Tuesday, June 08, 2010
The rich gift of Edith
We brought home a new 3 month old Katahdin ewe lamb to help diversify our genetics in our flock. She comes from a line of wonderful deep browns, blacks and pinto colors, so we are excited to breed her next year. And she'll bring a little bit more size to our flock.
I named her "Edith", which means, "rich gift". The gift she gave me is that she reminded me that I love raising sheep, even when things go wrong, or the duties of shepherding bring me conflicts, or a rushed schedule, or a sore back. I had been having some doubts about continuing to breed, for a lot of reasons. I don't want to rehash them here, right now anyway, I just want to relish in this sweet face.
I spent much of yesterday afternoon in with my ewes, and I just wanted to watch them and be with them. Beautiful little Jane is so like her mother, Olive Oil, and she too has turned out to be a gift, even though we weren't expecting her [if you're new to the blog, the ram got through the fence for 10 minutes back in December and had an indiscretion with virginal Olive Oil... 5 months later, two lambs appeared in the lavender field]. Jane has taken to running up to when I bleat, and likes to be petted, just like here Mama.

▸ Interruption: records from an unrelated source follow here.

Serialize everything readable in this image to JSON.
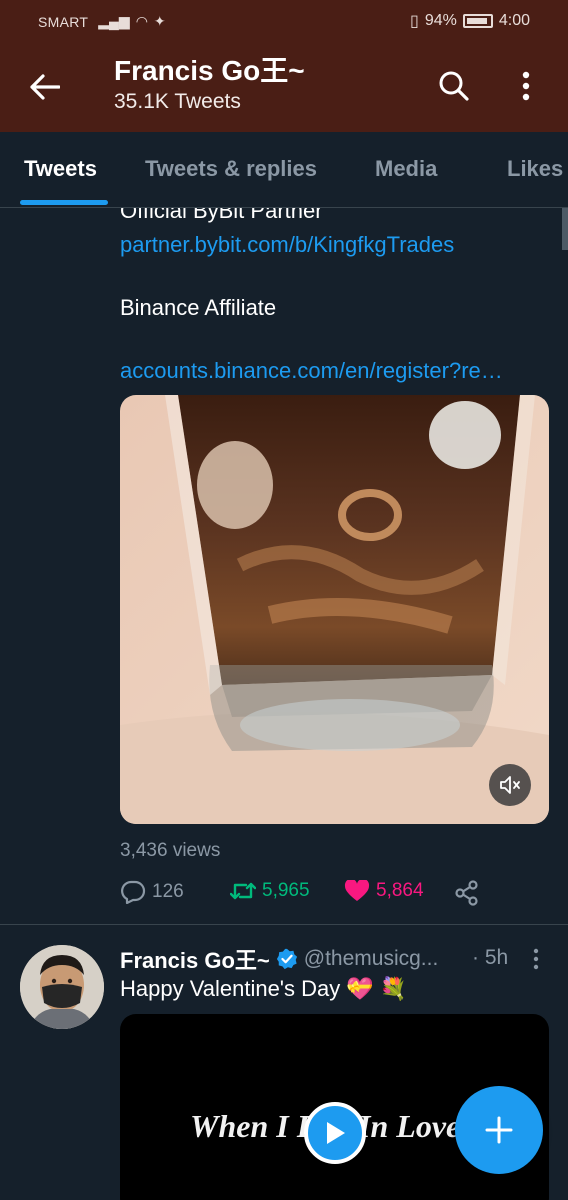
{
  "status_bar": {
    "carrier": "SMART",
    "battery": "94%",
    "time": "4:00"
  },
  "header": {
    "title": "Francis Go王~",
    "subtitle": "35.1K Tweets"
  },
  "tabs": [
    {
      "label": "Tweets",
      "active": true
    },
    {
      "label": "Tweets & replies",
      "active": false
    },
    {
      "label": "Media",
      "active": false
    },
    {
      "label": "Likes",
      "active": false
    }
  ],
  "pinned_tweet": {
    "lines": [
      {
        "text": "Official ByBit Partner",
        "is_link": false
      },
      {
        "text": "partner.bybit.com/b/KingfkgTrades",
        "is_link": true
      },
      {
        "text": "Binance Affiliate",
        "is_link": false
      },
      {
        "text": "accounts.binance.com/en/register?re…",
        "is_link": true
      }
    ],
    "views": "3,436 views",
    "replies": "126",
    "retweets": "5,965",
    "likes": "5,864"
  },
  "second_tweet": {
    "author": "Francis Go王~",
    "handle": "@themusicg...",
    "time": "· 5h",
    "text": "Happy Valentine's Day 💝 💐",
    "video_title": "When I Fell In Love"
  },
  "colors": {
    "header_bg": "#4a1e15",
    "background": "#15202b",
    "accent": "#1d9bf0",
    "retweet": "#00ba7c",
    "like": "#f91880",
    "muted": "#8b98a5"
  }
}
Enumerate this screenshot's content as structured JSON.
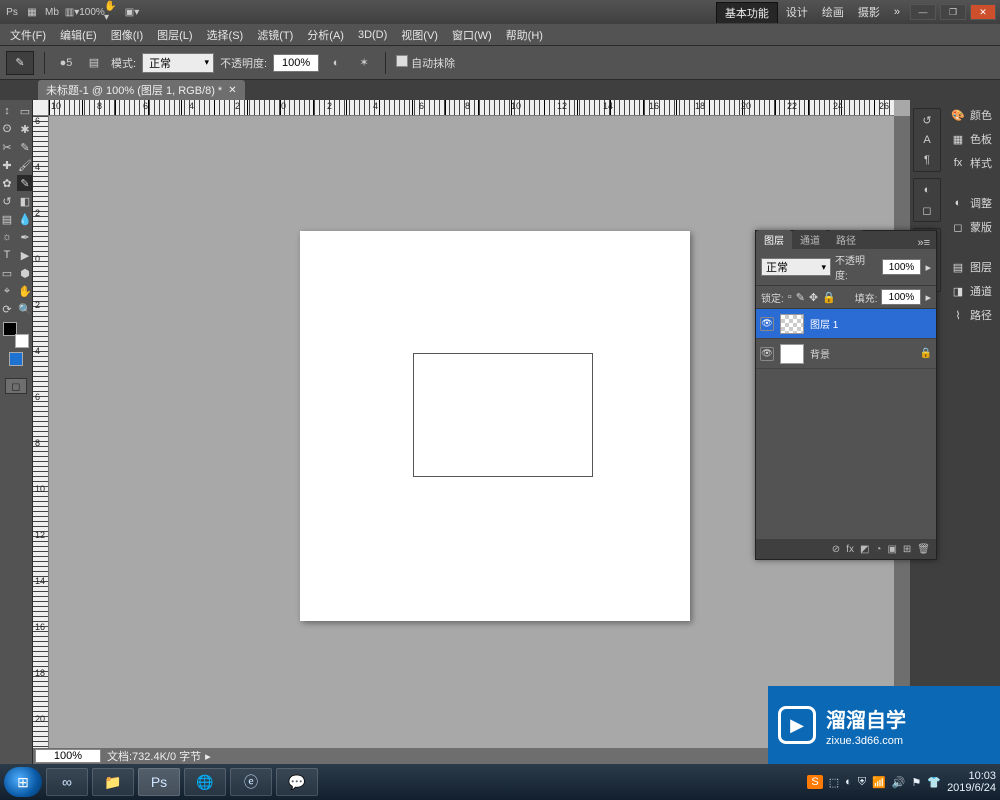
{
  "title_bar": {
    "app_short": "Ps",
    "zoom_display": "100%",
    "workspace_active": "基本功能",
    "workspace_links": [
      "设计",
      "绘画",
      "摄影"
    ],
    "overflow": "»"
  },
  "menu": {
    "items": [
      "文件(F)",
      "编辑(E)",
      "图像(I)",
      "图层(L)",
      "选择(S)",
      "滤镜(T)",
      "分析(A)",
      "3D(D)",
      "视图(V)",
      "窗口(W)",
      "帮助(H)"
    ]
  },
  "options": {
    "brush_size": "5",
    "mode_label": "模式:",
    "mode_value": "正常",
    "opacity_label": "不透明度:",
    "opacity_value": "100%",
    "autoerase_label": "自动抹除"
  },
  "doc_tab": {
    "title": "未标题-1 @ 100% (图层 1, RGB/8) *"
  },
  "ruler": {
    "h_labels": [
      "10",
      "8",
      "6",
      "4",
      "2",
      "0",
      "2",
      "4",
      "6",
      "8",
      "10",
      "12",
      "14",
      "16",
      "18",
      "20",
      "22",
      "24",
      "26"
    ],
    "v_labels": [
      "6",
      "4",
      "2",
      "0",
      "2",
      "4",
      "6",
      "8",
      "10",
      "12",
      "14",
      "16",
      "18",
      "20"
    ]
  },
  "status": {
    "zoom": "100%",
    "docinfo": "文档:732.4K/0 字节"
  },
  "right_panels": {
    "group1": [
      "颜色",
      "色板",
      "样式"
    ],
    "group2": [
      "调整",
      "蒙版"
    ],
    "group3": [
      "图层",
      "通道",
      "路径"
    ]
  },
  "layers_panel": {
    "tabs": [
      "图层",
      "通道",
      "路径"
    ],
    "blend_mode": "正常",
    "opacity_label": "不透明度:",
    "opacity_value": "100%",
    "lock_label": "锁定:",
    "fill_label": "填充:",
    "fill_value": "100%",
    "layers": [
      {
        "name": "图层 1",
        "selected": true,
        "checker": true,
        "locked": false
      },
      {
        "name": "背景",
        "selected": false,
        "checker": false,
        "locked": true
      }
    ],
    "footer_icons": [
      "⊘",
      "fx",
      "◩",
      "◔",
      "▣",
      "⊞",
      "🗑"
    ]
  },
  "watermark": {
    "brand": "溜溜自学",
    "url": "zixue.3d66.com"
  },
  "taskbar": {
    "tray_sogou": "S",
    "clock_time": "10:03",
    "clock_date": "2019/6/24"
  }
}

Rosalita, Ruthie, Emily Wiggley, Gracie May, Coco, they are all growing well and I do like caring for them, as time consuming as it is. Somehow, I lost the joy of it all this spring. I don't know why, perhaps because we had so many rams and that compounds the angst of impending slaughter. That conflict will never go away, even if I quit raising sheep. And somehow, this new girl has reminded me of how much I enjoy my sheep, their noble noses, the way their ears stick out, the way they get up in a herd and go to bed in a herd. And now that the young boys are out with the big rams, my life is somewhat back to normal. Just me and the girls.
Jane [left] and her brother examine the scene presented before them.
Ruthie is going through her awkward youth and reminds me of me in 6th grade.
Beautiful Rosalita, named after her grandmother, is turning into a wonderful ewe, even though a bit on the small side.